Tickets £30 including coffee, lunch and tea
(students half price)

TRADE STANDS

Beecraft, Bee Books New and Old, BIBBA, SBA, Brunel Information, Solway Bee Supplies, Scottish Governemnt Bee Inspectorate.

Bookings for the Convention to Alan Riach (see the Scottish Beekeeper for contact details, or PM 'alan riach' on here)

Please make cheques (£30) payable to SBA and enclose SAE for programme and receipt.

Closing date 14th September.

A list of B&Bs is available from Alan on request.


Invernessshire BKA is hosting a lecture in the College on Friday at 7:00 pm.  The lecture, to which all are welcome, is entitled 'In the Company of Dolphins' by Charlie Phillips, field officer for the Whale and Dolphin Conservation Trust.

----------


## Dark Bee

I shall do my best to get there, hopefully it will be possible for me to do so. Will there be more trade stands than the one's already listed?

----------


## gavin

Excellent!  I'll likely be there too - it would be great to meet more SBAi posters.  I'll introduce you (assuming that I work out who you are!) to Kate who is most unlikely to scold you for hootch-making activities.  They probably do the same in Ardnamurchan.  

I don't know if there will be more trade stands but I'd guess not many more.

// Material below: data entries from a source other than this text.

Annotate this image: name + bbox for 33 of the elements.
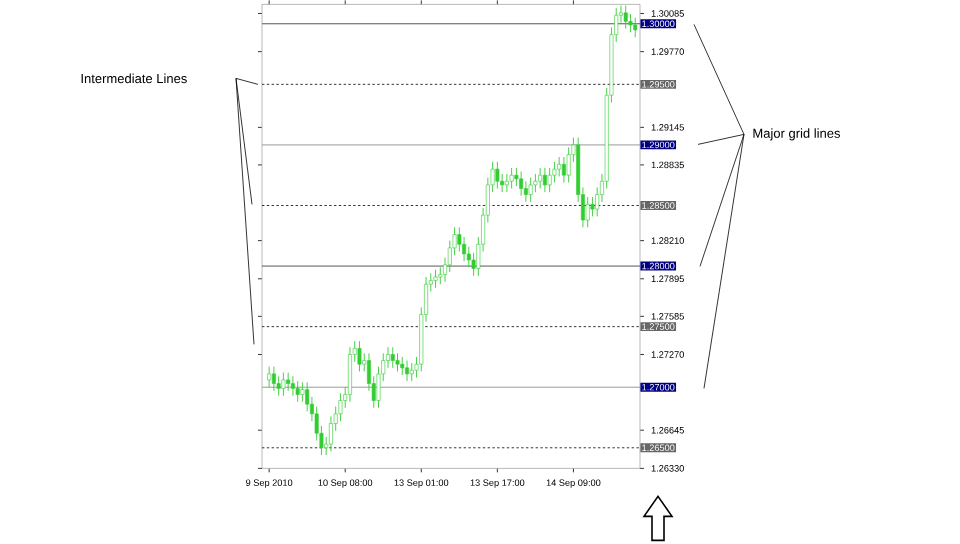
candlestick <box>395 352 400 372</box>
candlestick <box>623 4 628 29</box>
candlestick <box>523 180 528 203</box>
candlestick <box>348 346 352 403</box>
candlestick <box>390 346 395 369</box>
candlestick <box>538 167 543 189</box>
candlestick <box>276 375 281 396</box>
candlestick <box>267 365 272 388</box>
candlestick <box>557 156 562 177</box>
candlestick <box>528 176 533 203</box>
candlestick <box>590 196 595 217</box>
candlestick <box>433 269 438 289</box>
candlestick <box>400 356 405 376</box>
candlestick <box>566 146 571 183</box>
candlestick <box>290 375 295 396</box>
candlestick <box>633 17 638 38</box>
candlestick <box>295 380 300 403</box>
candlestick <box>281 372 286 396</box>
candlestick <box>405 359 409 382</box>
candlestick <box>547 167 552 193</box>
candlestick <box>300 381 305 403</box>
candlestick <box>504 173 509 193</box>
candlestick <box>519 170 524 197</box>
candlestick <box>357 340 362 372</box>
candlestick <box>286 372 291 392</box>
candlestick <box>542 167 547 193</box>
candlestick <box>328 415 333 452</box>
candlestick <box>471 252 476 277</box>
candlestick <box>409 362 414 382</box>
candlestick <box>628 13 633 33</box>
candlestick <box>495 161 500 189</box>
candlestick <box>509 167 514 189</box>
candlestick <box>271 365 276 392</box>
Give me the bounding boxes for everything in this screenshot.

It is is usually a relaxed day.  Plenty of long gaps between the talks for nattering to beekeepers and browsing the stands.

----------


## drumgerry

It's a fair bet I'll be there as well Gavin.  Glad it's being held a bit further north this year!

----------


## prakel

Shame it's so close to Apimondia, I'd quite like a week in the far north!

----------


## Easy beesy

Likewise - treating myself to Apimondia this year. Would've been handy if I was still at home. And back to the old college too - before the new one rises!

----------


## The Drone Ranger

Don't mention the Carniolians
(I mentioned them once but I think I got away with it)
 J.Clese

----------


## prakel

> Likewise - treating myself to Apimondia this year


Can't see myself wearing a forum name badge....but I do hope to be there -great chance to hopefully visit a certain Dojo too. Busy couple of weeks, and that's not even including brokering the huge Carnica deal...!

----------


## greengumbo

Still hoping to get to this - will be driving back the same night though so no whisky session unfortunately !

----------


## gavin

Cracking day on Saturday I thought.  Friday evening too, when we were entertained by Charlie Phillips with his photo extravaganza of the Moray Firth dolphins.

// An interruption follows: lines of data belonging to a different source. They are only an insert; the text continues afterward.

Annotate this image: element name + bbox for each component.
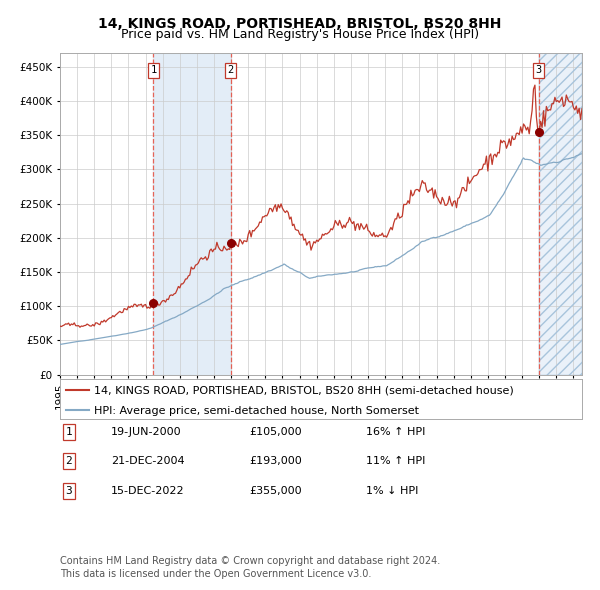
Bar bbox=[154, 53, 230, 375]
Text: £355,000: £355,000 bbox=[249, 486, 302, 496]
Text: 11% ↑ HPI: 11% ↑ HPI bbox=[366, 457, 425, 466]
Text: 19-JUN-2000: 19-JUN-2000 bbox=[111, 427, 182, 437]
Text: 1: 1 bbox=[151, 65, 157, 75]
Text: 3: 3 bbox=[65, 486, 73, 496]
Text: 1: 1 bbox=[65, 427, 73, 437]
Text: 16% ↑ HPI: 16% ↑ HPI bbox=[366, 427, 425, 437]
Text: HPI: Average price, semi-detached house, North Somerset: HPI: Average price, semi-detached house,… bbox=[94, 406, 419, 416]
Text: 21-DEC-2004: 21-DEC-2004 bbox=[111, 457, 185, 466]
Text: This data is licensed under the Open Government Licence v3.0.: This data is licensed under the Open Gov… bbox=[60, 569, 371, 579]
Text: Price paid vs. HM Land Registry's House Price Index (HPI): Price paid vs. HM Land Registry's House … bbox=[121, 28, 479, 41]
Text: £193,000: £193,000 bbox=[249, 457, 302, 466]
Text: 14, KINGS ROAD, PORTISHEAD, BRISTOL, BS20 8HH (semi-detached house): 14, KINGS ROAD, PORTISHEAD, BRISTOL, BS2… bbox=[94, 386, 514, 396]
Text: £105,000: £105,000 bbox=[249, 427, 302, 437]
Text: 2: 2 bbox=[227, 65, 234, 75]
Bar bbox=[539, 53, 582, 375]
Bar bbox=[539, 53, 582, 375]
Text: 15-DEC-2022: 15-DEC-2022 bbox=[111, 486, 185, 496]
Text: 2: 2 bbox=[65, 457, 73, 466]
Text: 3: 3 bbox=[535, 65, 542, 75]
Text: 14, KINGS ROAD, PORTISHEAD, BRISTOL, BS20 8HH: 14, KINGS ROAD, PORTISHEAD, BRISTOL, BS2… bbox=[98, 17, 502, 31]
Text: 1% ↓ HPI: 1% ↓ HPI bbox=[366, 486, 418, 496]
Text: Contains HM Land Registry data © Crown copyright and database right 2024.: Contains HM Land Registry data © Crown c… bbox=[60, 556, 440, 566]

Nice to see so many old friends and to make some new ones.  The speakers, Mike Brown head of NBU and Mario Pahl of Jurgen Tautz' lab, were crackers (in the complimentary meaning of the word) each giving two very fine talks.



An innovation was the raffle, ably run by Bron as Mistress of Ceremonies ....



where one of our contributors netted himself an enormous quantity of whisky!

The cake table got a good 'inspecting' too .....

----------


## kevboab

I must say I felt rather guilty depriving others of a bottle of whisky but that feeling quickly left me as my mouth started watering thinking about a wee hauf. :-)

Happy days !!!

----------


## gavin

I thought you won two!

----------


## kevboab

Yes. Was slightly embarassed collecting the second bottle but hey ho. Not often I get a wee run ae luck like that. Plan to give one of them a good seeing to on friday.

----------